Lors de la conférence de presse qui a suivi, la présidente de la Confédération Viola Amherd a fait une annonce surprenante:

«La Suisse est prête à organiser un sommet pour la paix de haut niveau»
Viola Amherd

Les préparatifs commenceraient immédiatement, sous la direction du Département des affaires étrangères (DFAE).

Cette annonce n'est pas tout à fait inattendue. Zelensky s'efforce depuis un certain temps d'obtenir un large soutien pour sa formule de paix en dix points. Quatre conférences au format «technique» ont déjà eu lieu, la dernière ayant eu lieu dimanche dernier à Davos.
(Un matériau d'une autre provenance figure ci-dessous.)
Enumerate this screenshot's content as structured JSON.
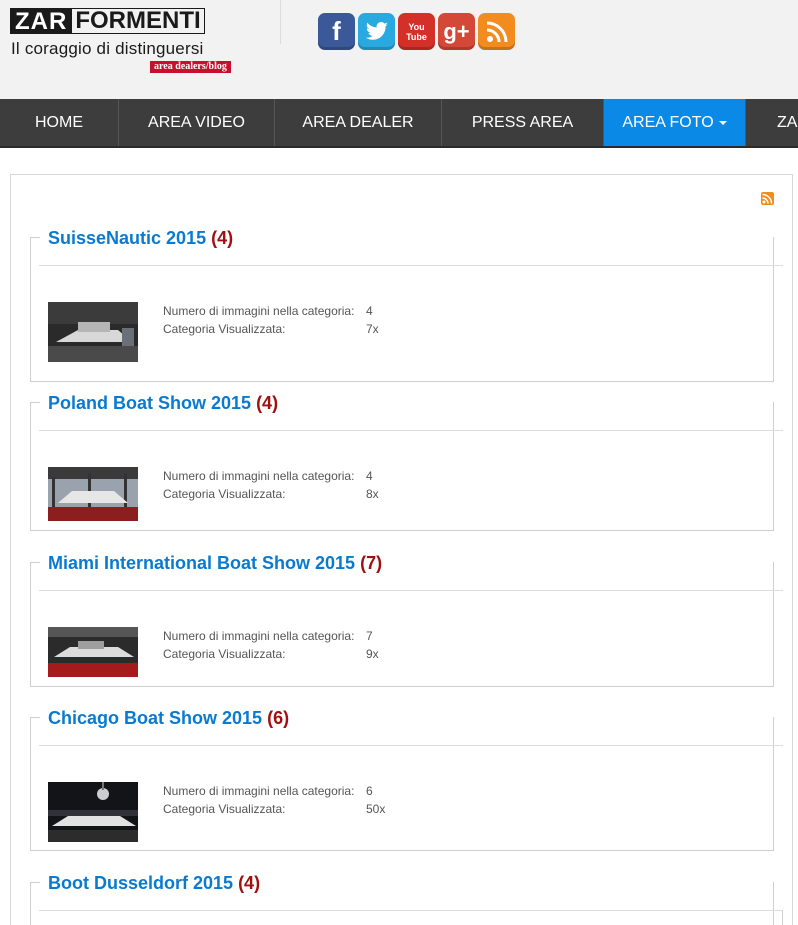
{
  "logo": {
    "brand_a": "ZAR",
    "brand_b": "FORMENTI",
    "slogan": "Il coraggio di distinguersi",
    "badge": "area dealers/blog"
  },
  "social": {
    "facebook": "f",
    "youtube_line1": "You",
    "youtube_line2": "Tube",
    "googleplus": "g+"
  },
  "nav": {
    "items": [
      {
        "label": "HOME"
      },
      {
        "label": "AREA VIDEO"
      },
      {
        "label": "AREA DEALER"
      },
      {
        "label": "PRESS AREA"
      },
      {
        "label": "AREA FOTO"
      },
      {
        "label": "ZA"
      }
    ],
    "active_color": "#0a8ae6",
    "bar_color": "#3d3d3d"
  },
  "labels": {
    "images_in_category": "Numero di immagini nella categoria:",
    "category_viewed": "Categoria Visualizzata:"
  },
  "categories": [
    {
      "title": "SuisseNautic 2015",
      "count": "(4)",
      "images": "4",
      "viewed": "7x"
    },
    {
      "title": "Poland Boat Show 2015",
      "count": "(4)",
      "images": "4",
      "viewed": "8x"
    },
    {
      "title": "Miami International Boat Show 2015",
      "count": "(7)",
      "images": "7",
      "viewed": "9x"
    },
    {
      "title": "Chicago Boat Show 2015",
      "count": "(6)",
      "images": "6",
      "viewed": "50x"
    },
    {
      "title": "Boot Dusseldorf 2015",
      "count": "(4)"
    }
  ],
  "colors": {
    "title": "#0a7ad0",
    "count": "#a01010"
  }
}
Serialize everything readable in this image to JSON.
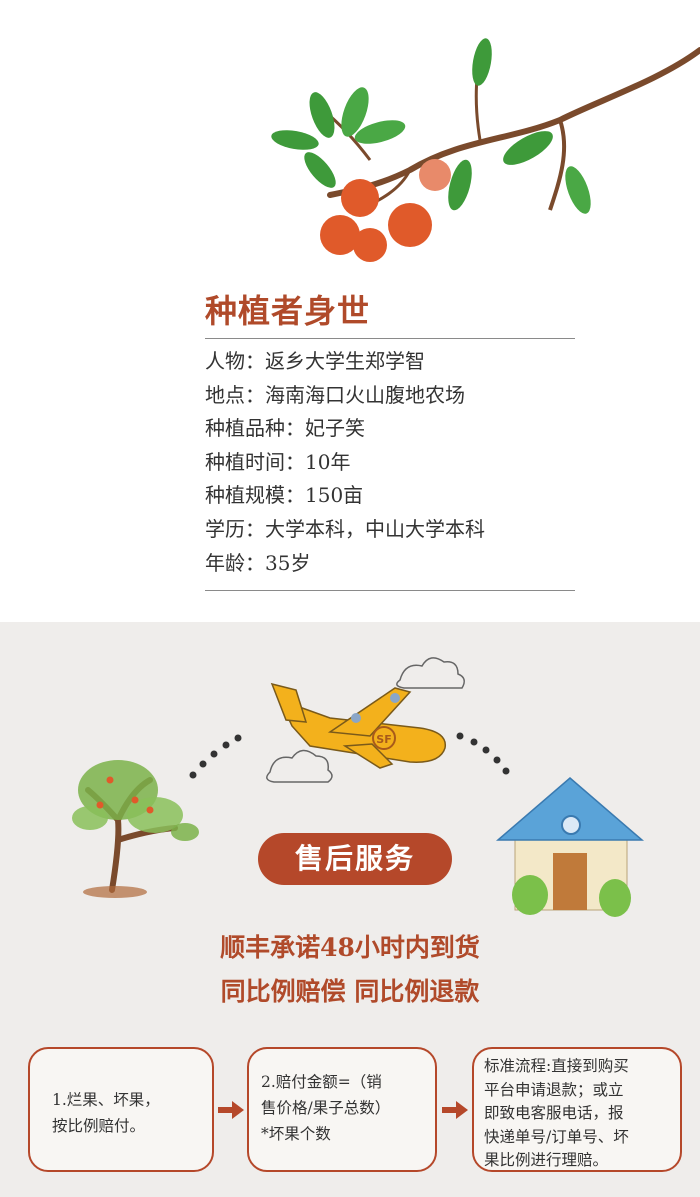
{
  "bio": {
    "title": "种植者身世",
    "items": [
      {
        "label": "人物",
        "value": "返乡大学生郑学智"
      },
      {
        "label": "地点",
        "value": "海南海口火山腹地农场"
      },
      {
        "label": "种植品种",
        "value": "妃子笑"
      },
      {
        "label": "种植时间",
        "value": "10年"
      },
      {
        "label": "种植规模",
        "value": "150亩"
      },
      {
        "label": "学历",
        "value": "大学本科，中山大学本科"
      },
      {
        "label": "年龄",
        "value": "35岁"
      }
    ],
    "separator": "："
  },
  "service": {
    "title": "售后服务",
    "plane_logo": "SF",
    "promise_line1": "顺丰承诺48小时内到货",
    "promise_line2": "同比例赔偿 同比例退款"
  },
  "steps": [
    {
      "line1": "1.烂果、坏果，",
      "line2": "按比例赔付。"
    },
    {
      "line1": "2.赔付金额=（销",
      "line2": "售价格/果子总数）",
      "line3": "*坏果个数"
    },
    {
      "line1": "标准流程:直接到购买",
      "line2": "平台申请退款；或立",
      "line3": "即致电客服电话，报",
      "line4": "快递单号/订单号、坏",
      "line5": "果比例进行理赔。"
    }
  ],
  "colors": {
    "accent": "#b5482a",
    "title": "#b04a2a",
    "leaf": "#3e9a3a",
    "fruit": "#e05a2a",
    "plane": "#f3b11c",
    "roof": "#5aa3d8",
    "panel_bg": "#efedeb"
  },
  "icons": [
    "lychee-branch-icon",
    "airplane-icon",
    "cloud-icon",
    "tree-icon",
    "house-icon",
    "arrow-right-icon"
  ]
}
Le prochain objectif des Ukrainiens est un grand sommet pour paix, si possible au niveau gouvernemental.

Le prestige de la Suisse

La Suisse souhaite y contribuer. La Russie, qui mène depuis bientôt deux ans une guerre d'invasion meurtrière contre son pays voisin, n'en fait toutefois pas partie. Du point de vue ukrainien, elle est même indésirable. Zelensky veut rallier à sa cause le plus de pays possible, surtout ceux du Sud global, comme il l'a expliqué lors de la conférence de presse.

Au cœur des tensions et des défis sur le champ de bataille, l'Ukraine déploie une stratégie intelligente visant à sécuriser une percée diplomatique significative. La Suisse est un moyen d'arriver à ses fins. Lors de sa visite à Berne, Volodymyr Zelensky ne s'intéressait pas tant aux armes et à l'argent qu'au prestige de la Suisse en tant que médiateur neutre.

En Europe et aux Etats-Unis, sa neutralité est peut-être de plus en plus mise en doute, en raison du refus de transmettre des armes ou parce qu'elle ne confisque pas assez d'argent russe. Mais dans une grande partie du monde, l'image de la Suisse est intacte parce qu'elle n'a jamais été une puissance coloniale, qu'elle ne poursuit pas d'agenda géopolitique et en raison de sa tradition humanitaire.

Zelensky et Cassis à Kloten.
Zelensky et Cassis à Kloten.Image: KEYSTONE

C'est pour cette raison qu'elle doit fournir l'aide nécessaire à l'Ukraine. Mais la Suisse s'engage ainsi sur une voie risquée. Elle se range définitivement du côté du pays attaqué. En d'autres termes, elle pratique la «neutralité coopérative» que le Conseil fédéral avait rejetée à l'automne 2022.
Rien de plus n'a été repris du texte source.